The author of this thread is currently way, but I will try to help you.
First off if you have 3 slots and only plan to use to cards 2 x 8 slots will be best, but the last slot will most likely have to be left empty.
The reason for these combinations is because a system only has so many pci-e lanes to use.
So if you have 16 lanes(some boards have more or even less to work with. Boards with less should not have SLI or crossfire as an option clearly), you normally break them up just like your board.
Single card, use all 16
2 cards, use 8 per slot.
3 cards use 8 for the top card and split the remaining 8 lanes for last 2 cards. PCI-e does not work on other non standard configs. They can not go 5 per card for instance.

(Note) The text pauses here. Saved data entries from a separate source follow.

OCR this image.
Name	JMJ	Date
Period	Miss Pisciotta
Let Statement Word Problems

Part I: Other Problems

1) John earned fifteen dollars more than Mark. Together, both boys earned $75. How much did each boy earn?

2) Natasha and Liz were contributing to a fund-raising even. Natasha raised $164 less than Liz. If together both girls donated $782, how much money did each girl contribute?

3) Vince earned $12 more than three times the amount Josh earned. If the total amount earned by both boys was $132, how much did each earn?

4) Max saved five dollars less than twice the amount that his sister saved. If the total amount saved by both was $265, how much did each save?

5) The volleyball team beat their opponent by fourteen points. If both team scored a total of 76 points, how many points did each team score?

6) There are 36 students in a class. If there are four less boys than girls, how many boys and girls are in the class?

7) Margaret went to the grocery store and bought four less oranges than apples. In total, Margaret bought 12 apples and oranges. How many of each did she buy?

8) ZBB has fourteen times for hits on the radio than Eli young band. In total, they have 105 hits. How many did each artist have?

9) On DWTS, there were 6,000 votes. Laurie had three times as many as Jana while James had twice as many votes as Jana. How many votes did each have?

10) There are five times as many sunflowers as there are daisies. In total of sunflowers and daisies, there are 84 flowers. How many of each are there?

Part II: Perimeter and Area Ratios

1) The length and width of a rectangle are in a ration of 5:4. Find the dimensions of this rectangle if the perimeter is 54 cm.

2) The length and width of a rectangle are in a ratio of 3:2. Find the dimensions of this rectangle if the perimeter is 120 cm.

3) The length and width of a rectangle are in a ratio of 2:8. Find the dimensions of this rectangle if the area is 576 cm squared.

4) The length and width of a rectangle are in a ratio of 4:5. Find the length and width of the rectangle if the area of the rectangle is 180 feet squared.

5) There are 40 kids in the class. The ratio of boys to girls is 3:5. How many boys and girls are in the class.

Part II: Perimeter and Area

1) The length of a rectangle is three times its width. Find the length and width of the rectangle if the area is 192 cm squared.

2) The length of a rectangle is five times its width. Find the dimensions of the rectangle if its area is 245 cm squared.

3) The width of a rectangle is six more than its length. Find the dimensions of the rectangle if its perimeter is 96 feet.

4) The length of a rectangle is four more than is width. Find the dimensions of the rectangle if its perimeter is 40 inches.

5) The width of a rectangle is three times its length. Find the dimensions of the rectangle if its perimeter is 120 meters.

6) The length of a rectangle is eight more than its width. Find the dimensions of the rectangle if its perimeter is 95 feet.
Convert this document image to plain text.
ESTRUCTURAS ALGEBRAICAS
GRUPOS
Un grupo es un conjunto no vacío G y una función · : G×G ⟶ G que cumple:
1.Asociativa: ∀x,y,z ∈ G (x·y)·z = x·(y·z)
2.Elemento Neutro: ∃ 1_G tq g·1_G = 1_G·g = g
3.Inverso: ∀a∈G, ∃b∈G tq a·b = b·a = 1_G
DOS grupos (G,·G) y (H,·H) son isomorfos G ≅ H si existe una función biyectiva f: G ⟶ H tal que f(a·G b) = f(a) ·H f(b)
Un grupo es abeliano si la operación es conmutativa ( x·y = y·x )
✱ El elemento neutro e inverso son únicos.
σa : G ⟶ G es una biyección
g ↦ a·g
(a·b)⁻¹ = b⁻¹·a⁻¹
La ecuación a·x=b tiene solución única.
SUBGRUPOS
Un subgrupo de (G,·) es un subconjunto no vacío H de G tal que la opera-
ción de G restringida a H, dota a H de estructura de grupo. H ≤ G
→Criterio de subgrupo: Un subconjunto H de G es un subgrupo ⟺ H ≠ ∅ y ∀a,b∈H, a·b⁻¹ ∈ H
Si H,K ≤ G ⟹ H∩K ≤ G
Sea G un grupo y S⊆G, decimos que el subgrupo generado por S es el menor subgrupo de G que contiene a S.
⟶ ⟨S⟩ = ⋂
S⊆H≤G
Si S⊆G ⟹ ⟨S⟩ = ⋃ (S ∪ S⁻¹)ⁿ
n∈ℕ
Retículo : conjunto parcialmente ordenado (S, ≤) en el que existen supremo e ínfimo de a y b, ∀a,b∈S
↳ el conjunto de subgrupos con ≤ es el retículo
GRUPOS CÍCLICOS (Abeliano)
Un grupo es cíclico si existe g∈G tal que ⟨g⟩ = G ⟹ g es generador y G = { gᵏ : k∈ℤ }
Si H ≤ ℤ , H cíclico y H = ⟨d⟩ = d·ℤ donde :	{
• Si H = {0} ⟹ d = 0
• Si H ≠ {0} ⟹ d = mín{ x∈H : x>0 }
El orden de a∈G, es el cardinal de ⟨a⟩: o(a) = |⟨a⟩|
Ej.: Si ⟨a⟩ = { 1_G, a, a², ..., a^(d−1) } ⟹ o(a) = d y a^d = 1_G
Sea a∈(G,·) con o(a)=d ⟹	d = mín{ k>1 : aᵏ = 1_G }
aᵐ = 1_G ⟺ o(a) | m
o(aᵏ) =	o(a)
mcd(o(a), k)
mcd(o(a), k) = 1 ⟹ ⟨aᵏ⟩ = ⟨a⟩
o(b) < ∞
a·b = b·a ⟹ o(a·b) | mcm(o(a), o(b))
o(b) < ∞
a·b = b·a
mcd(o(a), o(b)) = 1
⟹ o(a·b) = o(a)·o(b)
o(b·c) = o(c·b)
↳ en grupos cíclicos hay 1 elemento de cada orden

Now how much performance does a lower number of links cause? well for that I recommend you look at these article from techpowerup. The first one is a bit older, but the cards are very fast and it gives you an idea of what to expect. These are single cards tests as well. If you would not loose much in a single you should not loose much in a multi card setup(again all but the fastest cards on the market).
Ivy Bridge PCI-Express Scaling with HD 7970 and GTX 680
and
GeForce GTX 980 PCI-Express Scaling
You will notice these tests also have different revisions of PCI-e. This was important when people moved from 2.0 to 3.0 because many worried that the new 3.0 cards would be too slow on 2.0 systems. It takes a pretty fast card to require more bandwidth.
I hope this helps clear some things up.